Ursache für die Französische Revolution war die Ständegesellschaft. Die Mehrheit der Bevölkerung war mit ihrem Stand unzufrieden. Außerdem fand es der Adel nicht gut, dass sich die reicheren Bauern den Amtsadel kaufen konnten, während der Hochadel den Titel erben musste. Die Bauern durften trotzdem nicht jagen, Waffen/Schwerte tragen oder besitzen und mussten hohe Steuern bezahlen, davon:
- Kopfsteuern ( je größer die Familie, desto größer die Kopfsteuer)
- Grundsteuer: Die direkte Steuer für Salz und die indirekte Steuer für Tabak, Gewürze, etc.
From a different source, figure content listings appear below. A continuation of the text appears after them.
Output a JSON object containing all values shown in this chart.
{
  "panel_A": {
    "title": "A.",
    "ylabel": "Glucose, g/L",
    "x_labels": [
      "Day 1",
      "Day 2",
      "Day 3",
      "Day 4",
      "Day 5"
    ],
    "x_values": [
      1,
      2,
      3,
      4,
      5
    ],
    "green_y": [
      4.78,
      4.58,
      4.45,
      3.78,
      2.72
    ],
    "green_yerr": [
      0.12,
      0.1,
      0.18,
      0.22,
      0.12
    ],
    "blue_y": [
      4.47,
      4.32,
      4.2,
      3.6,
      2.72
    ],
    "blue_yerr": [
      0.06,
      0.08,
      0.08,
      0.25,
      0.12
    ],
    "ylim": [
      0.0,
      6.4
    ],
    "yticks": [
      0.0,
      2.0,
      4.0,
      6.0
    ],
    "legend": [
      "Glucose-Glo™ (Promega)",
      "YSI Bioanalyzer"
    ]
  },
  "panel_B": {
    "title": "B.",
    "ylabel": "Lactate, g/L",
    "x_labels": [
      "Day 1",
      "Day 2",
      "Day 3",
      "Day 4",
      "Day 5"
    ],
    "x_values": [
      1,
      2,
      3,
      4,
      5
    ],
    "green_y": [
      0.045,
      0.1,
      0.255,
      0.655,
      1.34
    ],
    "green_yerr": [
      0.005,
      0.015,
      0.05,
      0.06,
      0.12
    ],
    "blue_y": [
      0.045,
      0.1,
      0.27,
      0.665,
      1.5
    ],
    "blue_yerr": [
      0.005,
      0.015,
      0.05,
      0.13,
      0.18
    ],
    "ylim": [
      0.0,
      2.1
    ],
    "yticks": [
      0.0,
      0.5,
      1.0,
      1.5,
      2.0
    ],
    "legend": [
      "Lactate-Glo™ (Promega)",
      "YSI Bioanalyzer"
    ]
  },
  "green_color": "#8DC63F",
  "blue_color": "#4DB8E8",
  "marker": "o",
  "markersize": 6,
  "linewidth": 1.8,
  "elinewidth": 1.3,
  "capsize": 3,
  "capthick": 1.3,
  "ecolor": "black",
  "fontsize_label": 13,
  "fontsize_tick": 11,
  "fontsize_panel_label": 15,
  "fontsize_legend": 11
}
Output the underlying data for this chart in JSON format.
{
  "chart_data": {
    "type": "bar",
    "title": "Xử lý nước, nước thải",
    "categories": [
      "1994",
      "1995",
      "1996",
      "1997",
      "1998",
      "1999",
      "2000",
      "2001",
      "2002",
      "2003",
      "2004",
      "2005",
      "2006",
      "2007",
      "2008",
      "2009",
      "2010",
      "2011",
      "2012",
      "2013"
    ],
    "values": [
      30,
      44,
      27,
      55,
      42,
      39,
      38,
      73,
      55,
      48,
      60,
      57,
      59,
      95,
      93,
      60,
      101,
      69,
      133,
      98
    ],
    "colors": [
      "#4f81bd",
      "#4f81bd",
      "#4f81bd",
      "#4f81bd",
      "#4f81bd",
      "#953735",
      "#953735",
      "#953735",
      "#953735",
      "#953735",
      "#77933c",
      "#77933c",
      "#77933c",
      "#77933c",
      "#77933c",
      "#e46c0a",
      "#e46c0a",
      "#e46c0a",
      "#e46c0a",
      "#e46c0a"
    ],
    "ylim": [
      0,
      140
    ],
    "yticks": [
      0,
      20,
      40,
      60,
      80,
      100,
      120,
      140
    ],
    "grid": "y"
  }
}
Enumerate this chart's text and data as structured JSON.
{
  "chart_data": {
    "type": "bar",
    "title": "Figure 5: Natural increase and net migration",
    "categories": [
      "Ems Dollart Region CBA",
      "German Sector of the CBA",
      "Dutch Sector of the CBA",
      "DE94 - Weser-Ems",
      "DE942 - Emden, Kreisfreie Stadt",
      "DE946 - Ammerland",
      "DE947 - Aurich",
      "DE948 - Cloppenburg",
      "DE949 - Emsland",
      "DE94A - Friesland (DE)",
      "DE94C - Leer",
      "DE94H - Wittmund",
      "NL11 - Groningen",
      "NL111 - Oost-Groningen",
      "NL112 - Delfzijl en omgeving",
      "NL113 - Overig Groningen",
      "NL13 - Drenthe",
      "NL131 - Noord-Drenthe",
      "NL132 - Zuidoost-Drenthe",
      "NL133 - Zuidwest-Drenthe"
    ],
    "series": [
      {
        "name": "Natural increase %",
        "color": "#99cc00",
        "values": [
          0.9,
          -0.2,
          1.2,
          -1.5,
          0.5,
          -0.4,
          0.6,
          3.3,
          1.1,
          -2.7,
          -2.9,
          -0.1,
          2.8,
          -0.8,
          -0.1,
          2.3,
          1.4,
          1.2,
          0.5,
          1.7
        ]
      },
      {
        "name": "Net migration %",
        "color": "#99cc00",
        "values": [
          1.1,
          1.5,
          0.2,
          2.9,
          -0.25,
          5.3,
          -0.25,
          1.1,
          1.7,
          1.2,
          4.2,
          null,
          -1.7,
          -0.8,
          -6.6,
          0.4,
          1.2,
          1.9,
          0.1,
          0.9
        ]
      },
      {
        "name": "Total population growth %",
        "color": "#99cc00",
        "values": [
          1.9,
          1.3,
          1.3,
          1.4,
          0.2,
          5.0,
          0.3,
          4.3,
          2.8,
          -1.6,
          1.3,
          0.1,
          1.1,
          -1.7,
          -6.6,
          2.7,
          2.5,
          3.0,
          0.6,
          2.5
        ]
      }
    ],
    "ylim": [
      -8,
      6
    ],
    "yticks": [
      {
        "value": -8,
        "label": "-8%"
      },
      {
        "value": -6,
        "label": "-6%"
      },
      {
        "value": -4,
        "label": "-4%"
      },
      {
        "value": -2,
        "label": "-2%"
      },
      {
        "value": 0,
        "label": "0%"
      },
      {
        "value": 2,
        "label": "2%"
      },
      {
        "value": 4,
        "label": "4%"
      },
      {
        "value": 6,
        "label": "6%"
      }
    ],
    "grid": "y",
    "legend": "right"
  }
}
- 1/10 Abgaben gingen außerdem noch an die Kirche
- Sie mussten dazu noch Frondienste leisten und für Mühlen, Backöfen, etc. bezahlen
Der 3. Stand war frustriert, da kein anderer Stand so hohe Steuern bezahlen musste. Darüber hinaus hatten sie in der Politik keine Rechte.
„Gegensatz der Stände“:
Vor der Französischen Revolution war die Gesellschaft in drei Stände aufgeteilt. Der erste Stand war der Klerus (Pfarrer, Äbte, Bischöfe etc.), der zweite war der Adel und der dritte das übrige Volk. Erster und zweiter Stand waren von jeglichen Steuern befreit, der dritte Stand hingegen, der über 95% der Gesamtbevölkerung ausmachte, trug alleine die Steuerlast. Doch war es beispielsweise nur dem zweiten Stand vorbehalten, Offiziersränge im Heer zu erreichen, und nur er besaß das Jagdrecht. Dabei bestand der dritte Stand nicht nur aus Bauern, Handwerkern und Tagelöhnern, sondern auch aus reichen Bankiers und Manufakturbesitzern, welche meist um einiges wohlhabender waren als so mancher Adeliger, aber auf Grund ihrer Geburt nie die gleiche gesellschaftliche Position bekleiden konnten. Außerdem ging es dem niederen Volk vor der Revolution sehr schlecht, nicht nur die immense Steuerlast, sondern auch die stark gestiegenen Lebenshaltungskosten, machten ihm sehr zu schaffen.